JOHNNIE  JOHNSON 

 

Johnnie Johnson  joined the RAF Volunteer Reserve for weekend training. In August 1939 he was called up and after gaining his wings was first posted to 19 Squadron. He missed most of the Battle of Britain while recovering from an injury he sustained in a rugby match. But he provided air cover for the Dieppe raid of August 1942, flew over the Normandy beaches on D-Day, and supported raids by American B- 17 bombers and advances by Allied ground forces in France and Germany. Johnson scored his first victory a Bf 109 on the 26th of June 1941, by September he had scored six victories.  He honed his skills from flying in the Bader unit. By 1943 Johnson had become a formidable opponent and had shot down 20 aircraft.
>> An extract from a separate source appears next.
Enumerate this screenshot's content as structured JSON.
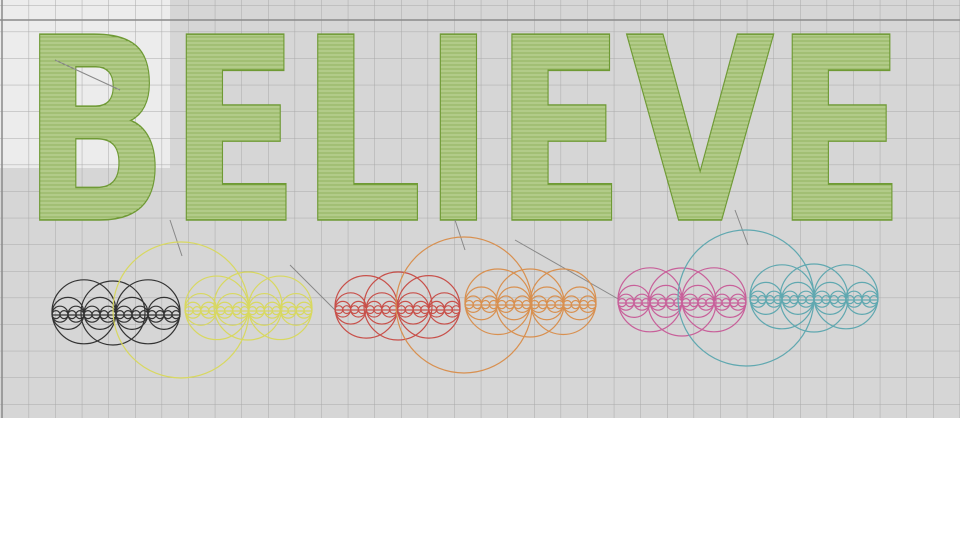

Johnson's  final kill came on the 27th of September  1944, near Venlo in the Netherlands, in a dogfight with nine Messerschmitts, when his Spitfire was hit for the first and only time in the war. He was awarded the Distinguished Service Order and the Distinguished Flying Cross. He returned to combat in the Korean War, flying fighter- bomber missions while attached to the United States Air Force, and received the United States Legion of Merit and the Air Medal. It has been said that Johnnie Johnson waived a lot  of his kills to other pilots to boost their  confidence, so his score could have  been a lot higher. Jonnie Johnson finished the War as the British  top scorer with 34 victories, he retired in 1966 as Air Vice Marshall.